Although this API is somewhat useful on its own, it can only access one group declaration, making it quite limited. So we can introduce a symbol table that tracks and caches lookup results for an entire source file:
struct SymbolTable {
/// Construct a table for caching symbol lookup
/// for the given file syntax.
init(fileSyntax: SourceFileSyntax)
}
extension DeclGroupSyntax {
/// Same as `lookupMember` above but can visit supertypes in
/// the symbol table's `fileSyntax`.
func lookupMember(
_ identifier: Identifier?,
from lookUpPosition: AbsolutePosition?,
using symbolTable: inout SymbolTable,
with config: QualifiedTableLookupConfig = QualifiedTableLookupConfig()

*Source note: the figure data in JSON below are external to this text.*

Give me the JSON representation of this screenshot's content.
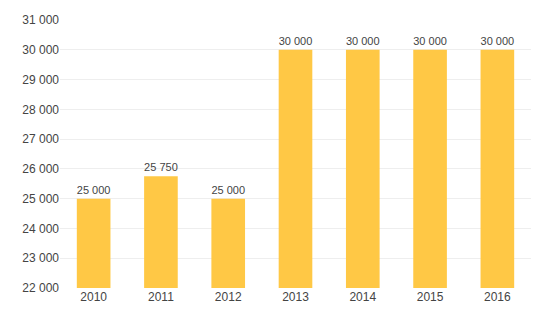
{
  "chart_data": {
    "type": "bar",
    "categories": [
      "2010",
      "2011",
      "2012",
      "2013",
      "2014",
      "2015",
      "2016"
    ],
    "values": [
      25000,
      25750,
      25000,
      30000,
      30000,
      30000,
      30000
    ],
    "value_labels": [
      "25 000",
      "25 750",
      "25 000",
      "30 000",
      "30 000",
      "30 000",
      "30 000"
    ],
    "color": "#FFC845",
    "ylim": [
      22000,
      31000
    ],
    "yticks": [
      {
        "value": 22000,
        "label": "22 000"
      },
      {
        "value": 23000,
        "label": "23 000"
      },
      {
        "value": 24000,
        "label": "24 000"
      },
      {
        "value": 25000,
        "label": "25 000"
      },
      {
        "value": 26000,
        "label": "26 000"
      },
      {
        "value": 27000,
        "label": "27 000"
      },
      {
        "value": 28000,
        "label": "28 000"
      },
      {
        "value": 29000,
        "label": "29 000"
      },
      {
        "value": 30000,
        "label": "30 000"
      },
      {
        "value": 31000,
        "label": "31 000"
      }
    ],
    "grid": true,
    "data_labels": true
  }
}
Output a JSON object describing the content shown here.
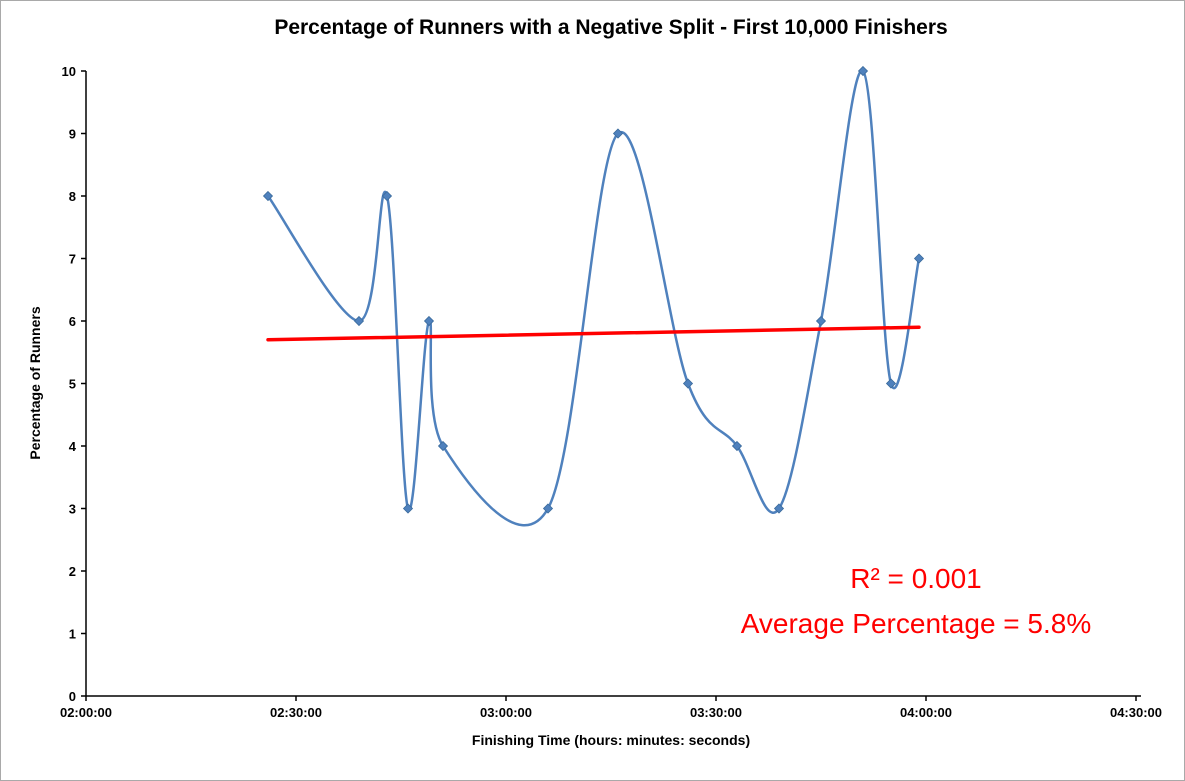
{
  "window": {
    "background": "#FFFFFF",
    "border_color": "#A9A9A9"
  },
  "chart_data": {
    "type": "line",
    "title": "Percentage of Runners with a Negative Split - First 10,000 Finishers",
    "xlabel": "Finishing Time (hours: minutes: seconds)",
    "ylabel": "Percentage of Runners",
    "grid": false,
    "legend": "none",
    "x_axis": {
      "tick_labels": [
        "02:00:00",
        "02:30:00",
        "03:00:00",
        "03:30:00",
        "04:00:00",
        "04:30:00"
      ],
      "tick_seconds": [
        7200,
        9000,
        10800,
        12600,
        14400,
        16200
      ],
      "range_seconds": [
        7200,
        16200
      ]
    },
    "y_axis": {
      "ticks": [
        0,
        1,
        2,
        3,
        4,
        5,
        6,
        7,
        8,
        9,
        10
      ],
      "range": [
        0,
        10
      ]
    },
    "series": [
      {
        "name": "Percentage of Runners",
        "line_style": "smooth",
        "color": "#4F81BD",
        "marker": "diamond",
        "points": [
          {
            "time": "02:26:00",
            "seconds": 8760,
            "value": 8
          },
          {
            "time": "02:39:00",
            "seconds": 9540,
            "value": 6
          },
          {
            "time": "02:43:00",
            "seconds": 9780,
            "value": 8
          },
          {
            "time": "02:46:00",
            "seconds": 9960,
            "value": 3
          },
          {
            "time": "02:49:00",
            "seconds": 10140,
            "value": 6
          },
          {
            "time": "02:51:00",
            "seconds": 10260,
            "value": 4
          },
          {
            "time": "03:06:00",
            "seconds": 11160,
            "value": 3
          },
          {
            "time": "03:16:00",
            "seconds": 11760,
            "value": 9
          },
          {
            "time": "03:26:00",
            "seconds": 12360,
            "value": 5
          },
          {
            "time": "03:33:00",
            "seconds": 12780,
            "value": 4
          },
          {
            "time": "03:39:00",
            "seconds": 13140,
            "value": 3
          },
          {
            "time": "03:45:00",
            "seconds": 13500,
            "value": 6
          },
          {
            "time": "03:51:00",
            "seconds": 13860,
            "value": 10
          },
          {
            "time": "03:55:00",
            "seconds": 14100,
            "value": 5
          },
          {
            "time": "03:59:00",
            "seconds": 14340,
            "value": 7
          }
        ]
      }
    ],
    "trendline": {
      "color": "#FF0000",
      "start": {
        "seconds": 8760,
        "value": 5.7
      },
      "end": {
        "seconds": 14340,
        "value": 5.9
      }
    },
    "annotations": [
      {
        "id": "r-squared",
        "text": "R² = 0.001",
        "color": "#FF0000"
      },
      {
        "id": "average-percentage",
        "text": "Average Percentage = 5.8%",
        "color": "#FF0000"
      }
    ]
  }
}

) -> [QualifiedLookupResult]
}
struct QualifiedTableLookupConfig {
/// Parameters:
/// - lookupSuperprotocols: Whether to recursively look up
/// inherited or conformed-to protocols.
/// - lookupSuperclasses: Whether to recursively look up
/// superclasses, and the protocols they conform to (if
/// `lookupSuperprotocols` is true).
init(
lookupSuperprotocols: Bool = true,
lookupSuperclasses: Bool = true,
configuredRegions: ConfiguredRegions? = nil)
}
As you can see, the symbol table allows the qualified-lookup facility to directly perform some supertype lookup. Here's an example:
// File.swift
protocol MyProto {
func myfunc()
}
extension MyProto {
func myfunc() {}
}
struct MyStruct: MyProto {}
Suppose we initialize SymbolTree with this entire file and look up myfunc in MyStruct. Qualified lookup can look into the MyProto "supertype" and directly find myfunc, instead of just prompting us to look into the MyProto protocol ourselves. Of course, we can configure whether this supertype lookup should occur for protocols, classes, both or neither.

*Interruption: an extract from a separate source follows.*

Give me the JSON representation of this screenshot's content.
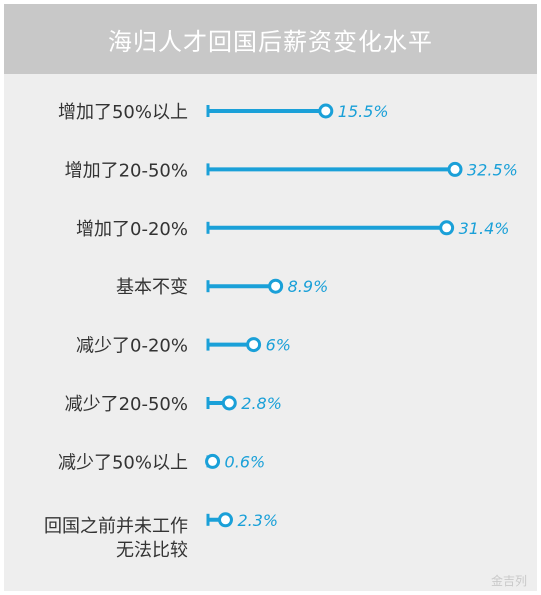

Since this API works directly on syntax trees, it notably lacks important compiler functionality. We not attempt to perform overload resolution, constraint solving, operator lookup, or AnyObject dynamic lookup. These are left for the client to handle, as with unqualified lookup.
Feedback & Other Use Cases
Does the preliminary API look feasible or did I miss something? Please also let me know if you have a cool use case for qualified lookup so we can make sure that the new API handles it.
Thank you all for your feedback during the GSoC application phase and for taking the time to read this proposal.